Все офицеры Люфтваффе имели сказочную возможность спать на настоящих кроватях; у них был французский коньяк и ликеры; им даже регулярно выдавали шоколад, входящий в состав нормированного рациона и содержащий настоящую колу для поддержания тонуса; а самое главное — каждый имел полный комплект зимнего обмундирования. Что же было удивляться тому, что эти небожители в солдатской униформе могли позволить себе смеяться над жизнью и шутить над войной! Они небезосновательно считали само собой разумеющимся, что занимают бесспорное преимущественное положение по отношению ко всем остальным родам войск. Но больше всего меня поразило другое.
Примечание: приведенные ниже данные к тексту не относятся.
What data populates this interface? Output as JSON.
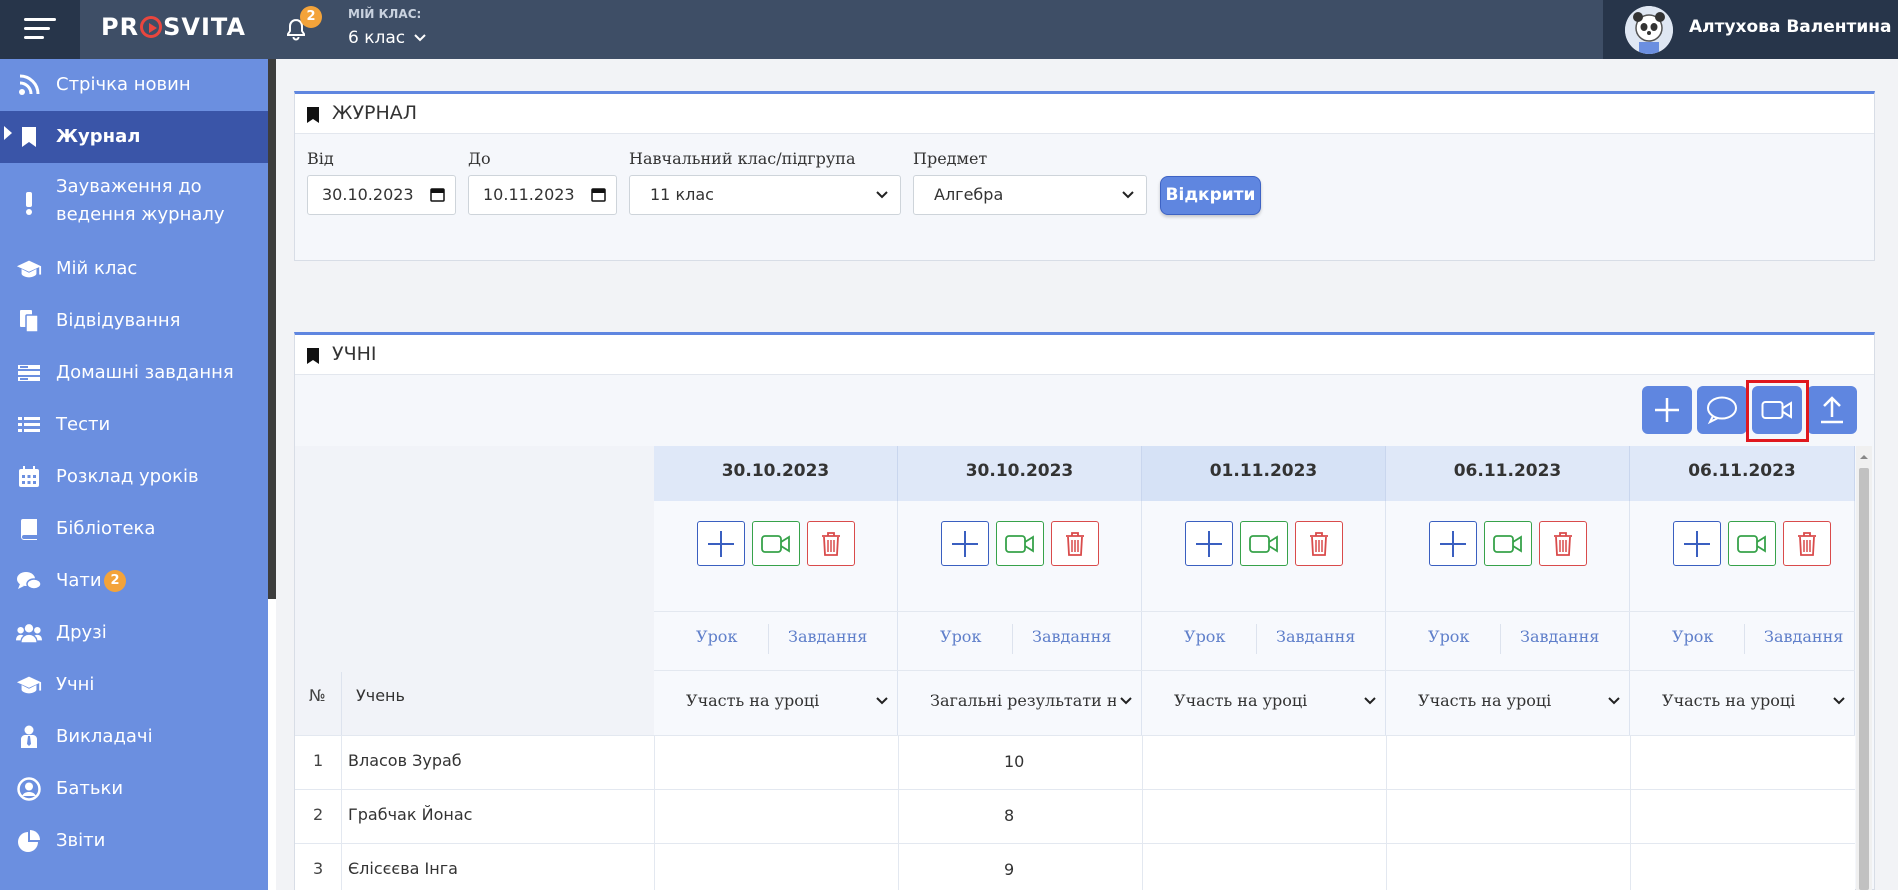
{
  "header": {
    "logo": "PROSVITA",
    "logo_part1": "PR",
    "logo_part2": "SVITA",
    "notifications_count": "2",
    "class_label": "МІЙ КЛАС:",
    "class_value": "6 клас",
    "user_name": "Алтухова Валентина"
  },
  "sidebar": {
    "items": [
      {
        "label": "Стрічка новин",
        "icon": "rss-icon"
      },
      {
        "label": "Журнал",
        "icon": "bookmark-icon"
      },
      {
        "label": "Зауваження до",
        "label2": "ведення журналу",
        "icon": "exclamation-icon"
      },
      {
        "label": "Мій клас",
        "icon": "graduation-cap-icon"
      },
      {
        "label": "Відвідування",
        "icon": "documents-icon"
      },
      {
        "label": "Домашні завдання",
        "icon": "homework-icon"
      },
      {
        "label": "Тести",
        "icon": "list-icon"
      },
      {
        "label": "Розклад уроків",
        "icon": "calendar-icon"
      },
      {
        "label": "Бібліотека",
        "icon": "book-icon"
      },
      {
        "label": "Чати",
        "icon": "chat-icon",
        "badge": "2"
      },
      {
        "label": "Друзі",
        "icon": "users-icon"
      },
      {
        "label": "Учні",
        "icon": "graduation-cap-icon"
      },
      {
        "label": "Викладачі",
        "icon": "teacher-icon"
      },
      {
        "label": "Батьки",
        "icon": "user-circle-icon"
      },
      {
        "label": "Звіти",
        "icon": "pie-chart-icon"
      }
    ]
  },
  "journal": {
    "title": "ЖУРНАЛ",
    "from_label": "Від",
    "from_value": "30.10.2023",
    "to_label": "До",
    "to_value": "10.11.2023",
    "class_label": "Навчальний клас/підгрупа",
    "class_value": "11 клас",
    "subject_label": "Предмет",
    "subject_value": "Алгебра",
    "open_button": "Відкрити"
  },
  "students": {
    "title": "УЧНІ",
    "num_header": "№",
    "name_header": "Учень",
    "tab_lesson": "Урок",
    "tab_task": "Завдання",
    "columns": [
      {
        "date": "30.10.2023",
        "select": "Участь на уроці"
      },
      {
        "date": "30.10.2023",
        "select": "Загальні результати н"
      },
      {
        "date": "01.11.2023",
        "select": "Участь на уроці"
      },
      {
        "date": "06.11.2023",
        "select": "Участь на уроці"
      },
      {
        "date": "06.11.2023",
        "select": "Участь на уроці"
      }
    ],
    "rows": [
      {
        "num": "1",
        "name": "Власов Зураб",
        "grade": "10"
      },
      {
        "num": "2",
        "name": "Грабчак Йонас",
        "grade": "8"
      },
      {
        "num": "3",
        "name": "Єлісєєва Інга",
        "grade": "9"
      }
    ]
  },
  "colors": {
    "sidebar": "#6b8fe0",
    "sidebar_active": "#3a55a8",
    "topbar": "#3e4e66",
    "accent": "#5f86e0",
    "highlight": "#e0181e"
  }
}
Как известно, мир тесен, но авиационный мир, как я смог убедиться, тесен особенно. Решив отобедать в их роскошной столовой, мы окончательно подпали под могучее обаяние этого удивительного братства отчаянных и жизнерадостных парней, которые, казалось, лично знают абсолютно каждого из находящихся на действительной службе в Люфтваффе.
Брат Кагенека! Конечно, они знают его! Прекрасный летчик и замечательный человек. До сих пор в северной Африке. Воюет по-джентльменски, как и подобает истинному рыцарю неба. У него все в полном порядке. С тех пор, как его перевели в Африку из Франции, сбил уже более семидесяти вражеских самолетов. Все это они радостно, наперебой выдали Кагенеку, и вслед за этим, естественно, был провозглашен еще один тост за летчиков, сражающихся над африканскими пустынями. А потом еще один — за этих бедолаг пехотинцев.
— Не взялся бы за вашу работу за все золото России, мой дорогой коллега, — откровенно признался мне врач одной из эскадрилий. — Лучше уж моя эскадрилья. Эти парни живут в таких прекрасных условиях, что даже никогда не болеют. А если — случается — их сбивают русские и им приходится выбрасываться с парашютом над их территорией, то это все равно что погибнуть — назад они уже не возвращаются. В любом случае ни мертвые, ни живые не доставляют мне почти никаких хлопот. Истинно джентльменская жизнь.